Currently, consumers pay between $2,12 per kWh and $12,74 per kWh, depending on their monthly usage.
Meanwhile, the State power utility has struggled to raise capital to revamp its infrastructure, with three of its stations operating at about 10 percent of installed capacity, leading to serious power shortages.
“Zesa requires a tariff level that provides for maintenance of existing infrastructure, as well as investments in new capacity.
“While efforts are underway to improve on governance, the government’s trust is to achieve a cost recovery tariff in 2022, guided by the cost-of-service study findings by the World Bank.
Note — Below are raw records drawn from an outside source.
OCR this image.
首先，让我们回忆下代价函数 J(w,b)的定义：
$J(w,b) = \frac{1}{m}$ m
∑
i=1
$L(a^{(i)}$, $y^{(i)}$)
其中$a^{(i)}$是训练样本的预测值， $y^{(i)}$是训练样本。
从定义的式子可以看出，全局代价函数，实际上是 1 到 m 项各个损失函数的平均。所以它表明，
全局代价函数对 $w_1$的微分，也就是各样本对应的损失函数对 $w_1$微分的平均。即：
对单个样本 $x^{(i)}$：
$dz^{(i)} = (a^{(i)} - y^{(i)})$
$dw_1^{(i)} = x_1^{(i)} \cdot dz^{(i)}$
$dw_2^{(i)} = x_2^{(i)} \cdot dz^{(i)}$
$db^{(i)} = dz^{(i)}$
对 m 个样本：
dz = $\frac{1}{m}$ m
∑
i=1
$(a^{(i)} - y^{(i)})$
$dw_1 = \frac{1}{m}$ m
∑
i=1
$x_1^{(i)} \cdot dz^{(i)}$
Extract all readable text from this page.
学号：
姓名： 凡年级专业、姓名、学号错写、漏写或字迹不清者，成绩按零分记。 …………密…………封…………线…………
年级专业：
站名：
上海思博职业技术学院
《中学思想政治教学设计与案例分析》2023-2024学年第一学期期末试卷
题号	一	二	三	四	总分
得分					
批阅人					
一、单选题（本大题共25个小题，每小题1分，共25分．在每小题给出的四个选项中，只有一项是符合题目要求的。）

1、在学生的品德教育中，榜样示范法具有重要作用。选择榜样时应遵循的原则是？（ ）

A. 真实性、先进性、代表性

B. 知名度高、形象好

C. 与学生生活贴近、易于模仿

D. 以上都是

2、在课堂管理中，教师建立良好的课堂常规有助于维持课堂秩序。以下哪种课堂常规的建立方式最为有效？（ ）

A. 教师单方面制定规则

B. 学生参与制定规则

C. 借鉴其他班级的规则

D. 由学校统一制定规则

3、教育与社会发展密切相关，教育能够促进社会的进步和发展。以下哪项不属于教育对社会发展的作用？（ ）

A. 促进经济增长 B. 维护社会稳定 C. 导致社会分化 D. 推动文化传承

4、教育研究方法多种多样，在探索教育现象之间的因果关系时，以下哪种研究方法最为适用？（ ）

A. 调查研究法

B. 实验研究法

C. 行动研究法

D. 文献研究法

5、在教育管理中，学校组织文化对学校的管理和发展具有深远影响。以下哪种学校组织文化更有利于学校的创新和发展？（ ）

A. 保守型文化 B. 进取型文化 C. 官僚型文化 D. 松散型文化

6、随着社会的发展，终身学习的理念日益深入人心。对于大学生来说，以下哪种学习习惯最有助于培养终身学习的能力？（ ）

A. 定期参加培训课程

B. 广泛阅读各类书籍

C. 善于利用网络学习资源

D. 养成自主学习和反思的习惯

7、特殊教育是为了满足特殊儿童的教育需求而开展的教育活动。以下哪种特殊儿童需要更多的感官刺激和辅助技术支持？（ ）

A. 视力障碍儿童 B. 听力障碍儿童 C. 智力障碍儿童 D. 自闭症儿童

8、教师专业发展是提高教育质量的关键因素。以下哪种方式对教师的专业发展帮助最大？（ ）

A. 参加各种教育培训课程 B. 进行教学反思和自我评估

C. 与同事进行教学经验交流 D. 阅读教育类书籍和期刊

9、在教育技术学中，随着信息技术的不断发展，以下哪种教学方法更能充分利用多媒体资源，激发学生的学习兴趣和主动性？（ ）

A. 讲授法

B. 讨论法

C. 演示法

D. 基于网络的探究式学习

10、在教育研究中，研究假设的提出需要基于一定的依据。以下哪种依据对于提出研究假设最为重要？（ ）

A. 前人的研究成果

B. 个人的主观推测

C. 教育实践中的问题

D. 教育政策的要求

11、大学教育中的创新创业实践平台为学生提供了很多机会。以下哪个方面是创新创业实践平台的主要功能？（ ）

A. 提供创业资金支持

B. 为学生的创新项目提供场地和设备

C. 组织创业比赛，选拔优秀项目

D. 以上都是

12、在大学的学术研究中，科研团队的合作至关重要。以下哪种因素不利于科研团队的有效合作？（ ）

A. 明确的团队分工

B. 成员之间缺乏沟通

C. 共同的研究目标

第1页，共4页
“This is also in line with the Cabinet decision to streamline subsidies,” Ncube said in his 2022 national budget statement.
Zimbabwe needs between
1 350MW and 1 800MW to meet its daily electricity demand, against a current production capacity of around 1 000 megawatts, weighed down by vandalism and limited generation at the creaky Hwange, Kariba, Bulawayo, Munyati and Harare power stations, which are constantly breaking down.
Over the past few years, the Zimbabwe Energy Regulatory Authority has licensed over 50 independent power producers (IPPs) — including Duru Mini Hydro (2,2 MW), Green Fuel (18,3MW), Nyamingura Mini Hydro (1,10MW), Hippo Valley Estates (33MW), Triangle Estates (45MW) and Pungwe Power Station (19MW) in a bid to boost power generation.